In its dealings with the NUHW, the university has pushed back on the union. The chief negotiator for USC in these talks, union officials say, comes from Morgan Lewis & Bockius, the same law firm that has been used by Amazon to hinder union organizing. The firm also represented USC management in its effort to deny that its football players were employees.

Tucked among USC’s proposals to the NUHW are two specific restrictions on union activity. The first, Cendejas said, would ban workers from meeting with their union representatives in the break room. The second would prevent workers from speaking publicly about USC’s patient-care or staffing issues, “like a gag order,” Cendejas said. (USC’s statement in reply to Capital & Main’s questions did not address these proposals.)

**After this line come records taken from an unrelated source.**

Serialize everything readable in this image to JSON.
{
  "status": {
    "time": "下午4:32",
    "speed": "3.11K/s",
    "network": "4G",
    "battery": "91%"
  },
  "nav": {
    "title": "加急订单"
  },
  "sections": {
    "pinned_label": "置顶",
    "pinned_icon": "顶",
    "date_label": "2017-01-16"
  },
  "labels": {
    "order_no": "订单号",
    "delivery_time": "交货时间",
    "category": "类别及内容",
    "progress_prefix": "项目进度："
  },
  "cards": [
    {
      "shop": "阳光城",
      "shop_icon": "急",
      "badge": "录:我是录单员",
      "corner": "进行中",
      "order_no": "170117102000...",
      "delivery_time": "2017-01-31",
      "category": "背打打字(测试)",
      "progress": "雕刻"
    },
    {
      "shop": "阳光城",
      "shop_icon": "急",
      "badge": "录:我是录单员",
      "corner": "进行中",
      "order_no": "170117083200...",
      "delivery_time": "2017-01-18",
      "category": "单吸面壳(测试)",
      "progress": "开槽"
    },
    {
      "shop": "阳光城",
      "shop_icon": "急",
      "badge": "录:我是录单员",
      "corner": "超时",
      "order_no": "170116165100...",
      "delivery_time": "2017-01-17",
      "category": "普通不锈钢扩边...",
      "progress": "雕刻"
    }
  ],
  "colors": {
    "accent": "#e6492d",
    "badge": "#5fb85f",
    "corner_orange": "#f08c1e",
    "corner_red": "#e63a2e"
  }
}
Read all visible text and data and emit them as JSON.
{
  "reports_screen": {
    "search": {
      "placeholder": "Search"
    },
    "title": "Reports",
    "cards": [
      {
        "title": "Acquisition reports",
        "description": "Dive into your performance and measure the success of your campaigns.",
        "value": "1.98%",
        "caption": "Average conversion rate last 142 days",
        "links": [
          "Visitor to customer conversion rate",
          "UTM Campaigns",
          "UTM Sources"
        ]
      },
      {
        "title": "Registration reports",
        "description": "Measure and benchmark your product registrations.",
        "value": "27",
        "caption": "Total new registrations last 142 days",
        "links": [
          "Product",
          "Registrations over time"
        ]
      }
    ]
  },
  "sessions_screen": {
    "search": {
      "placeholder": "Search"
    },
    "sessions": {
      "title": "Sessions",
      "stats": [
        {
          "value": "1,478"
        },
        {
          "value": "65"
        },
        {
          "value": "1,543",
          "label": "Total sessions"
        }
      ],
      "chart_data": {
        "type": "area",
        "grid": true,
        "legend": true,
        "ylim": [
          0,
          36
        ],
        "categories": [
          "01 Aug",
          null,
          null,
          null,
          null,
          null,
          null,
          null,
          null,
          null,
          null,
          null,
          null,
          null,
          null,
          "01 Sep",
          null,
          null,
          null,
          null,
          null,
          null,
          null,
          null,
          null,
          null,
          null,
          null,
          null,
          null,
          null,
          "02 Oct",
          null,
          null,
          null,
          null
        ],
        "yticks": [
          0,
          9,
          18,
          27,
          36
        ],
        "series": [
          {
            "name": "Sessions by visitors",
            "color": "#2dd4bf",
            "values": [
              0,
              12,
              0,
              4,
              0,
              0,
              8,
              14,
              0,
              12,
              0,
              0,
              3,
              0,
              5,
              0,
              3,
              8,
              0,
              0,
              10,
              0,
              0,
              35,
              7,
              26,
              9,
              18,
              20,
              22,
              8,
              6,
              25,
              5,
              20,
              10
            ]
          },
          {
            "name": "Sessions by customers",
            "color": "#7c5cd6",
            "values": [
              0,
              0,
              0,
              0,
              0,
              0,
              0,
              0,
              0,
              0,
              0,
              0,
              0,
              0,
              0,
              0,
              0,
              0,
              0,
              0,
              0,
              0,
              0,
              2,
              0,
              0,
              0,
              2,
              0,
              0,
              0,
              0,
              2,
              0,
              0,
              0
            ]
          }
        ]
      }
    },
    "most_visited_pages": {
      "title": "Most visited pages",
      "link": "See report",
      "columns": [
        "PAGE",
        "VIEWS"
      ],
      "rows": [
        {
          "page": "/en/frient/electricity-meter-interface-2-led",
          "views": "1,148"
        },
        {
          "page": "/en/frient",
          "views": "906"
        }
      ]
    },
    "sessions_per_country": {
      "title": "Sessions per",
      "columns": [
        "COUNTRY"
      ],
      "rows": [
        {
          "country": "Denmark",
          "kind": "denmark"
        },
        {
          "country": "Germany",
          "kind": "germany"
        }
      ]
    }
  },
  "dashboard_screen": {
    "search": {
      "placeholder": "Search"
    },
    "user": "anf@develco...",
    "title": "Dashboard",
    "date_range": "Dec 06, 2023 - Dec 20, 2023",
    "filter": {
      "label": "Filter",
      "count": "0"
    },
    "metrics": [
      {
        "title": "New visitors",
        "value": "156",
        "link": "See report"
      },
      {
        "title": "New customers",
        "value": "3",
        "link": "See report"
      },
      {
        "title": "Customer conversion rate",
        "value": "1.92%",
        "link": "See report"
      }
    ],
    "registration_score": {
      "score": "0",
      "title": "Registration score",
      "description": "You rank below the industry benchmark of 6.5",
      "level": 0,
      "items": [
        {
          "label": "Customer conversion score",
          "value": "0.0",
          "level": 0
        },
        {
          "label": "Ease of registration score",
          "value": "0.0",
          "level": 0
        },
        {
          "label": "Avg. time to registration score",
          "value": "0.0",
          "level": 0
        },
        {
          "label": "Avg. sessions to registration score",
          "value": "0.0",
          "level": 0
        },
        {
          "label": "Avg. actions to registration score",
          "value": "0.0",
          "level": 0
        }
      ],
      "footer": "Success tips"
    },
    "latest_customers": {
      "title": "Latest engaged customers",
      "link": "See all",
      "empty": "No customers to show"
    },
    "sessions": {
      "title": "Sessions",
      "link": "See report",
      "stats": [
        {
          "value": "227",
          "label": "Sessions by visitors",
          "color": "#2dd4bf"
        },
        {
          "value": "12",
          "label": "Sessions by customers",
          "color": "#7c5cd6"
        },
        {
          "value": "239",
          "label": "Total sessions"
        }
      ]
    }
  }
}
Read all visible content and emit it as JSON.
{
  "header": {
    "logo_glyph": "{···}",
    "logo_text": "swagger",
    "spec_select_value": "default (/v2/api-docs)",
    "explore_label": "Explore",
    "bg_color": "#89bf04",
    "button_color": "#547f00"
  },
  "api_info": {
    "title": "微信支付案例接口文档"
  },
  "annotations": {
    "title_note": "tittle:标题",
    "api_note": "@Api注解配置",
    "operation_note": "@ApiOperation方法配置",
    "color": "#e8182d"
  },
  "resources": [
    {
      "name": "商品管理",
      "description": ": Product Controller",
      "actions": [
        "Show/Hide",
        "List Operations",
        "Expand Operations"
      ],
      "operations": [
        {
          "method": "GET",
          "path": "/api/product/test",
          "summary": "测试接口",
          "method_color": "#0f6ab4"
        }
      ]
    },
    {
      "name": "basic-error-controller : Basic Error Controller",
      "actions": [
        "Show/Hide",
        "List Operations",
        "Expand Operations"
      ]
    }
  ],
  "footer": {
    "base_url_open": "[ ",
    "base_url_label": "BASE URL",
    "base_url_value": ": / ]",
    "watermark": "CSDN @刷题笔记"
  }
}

USC has also proposed modifying the HMO health care plan that has been a major selling point for many workers. In the past, it was an employer-paid plan; the university’s current proposal calls for workers to begin absorbing the cost of premium increases and for Keck to be able to modify the plan going forward.

A strike vote is looming, and several union members told Capital & Main that such strike authorizations have been needed in every negotiation it has had with the USC health system, which spans roughly 20 years.

Keck Medicine is a financial giant for USC, accounting for 41% of the university’s total revenue in 2023, according to the university’s consolidated financial statements for the years 2022 and 2023. Reporting by Pro Publica indicates that Keck posted 2023 revenue of nearly $2 billion.

“Keck Medicine is USC’s biggest revenue maker, but at the very earliest negotiation, they put major takeaways on the table that they’ve stuck to all along,” Cendejas said. “Our members are very ready to take that problem head on.” A year removed from California’s hot labor summer, it seems, the temperature is still rising.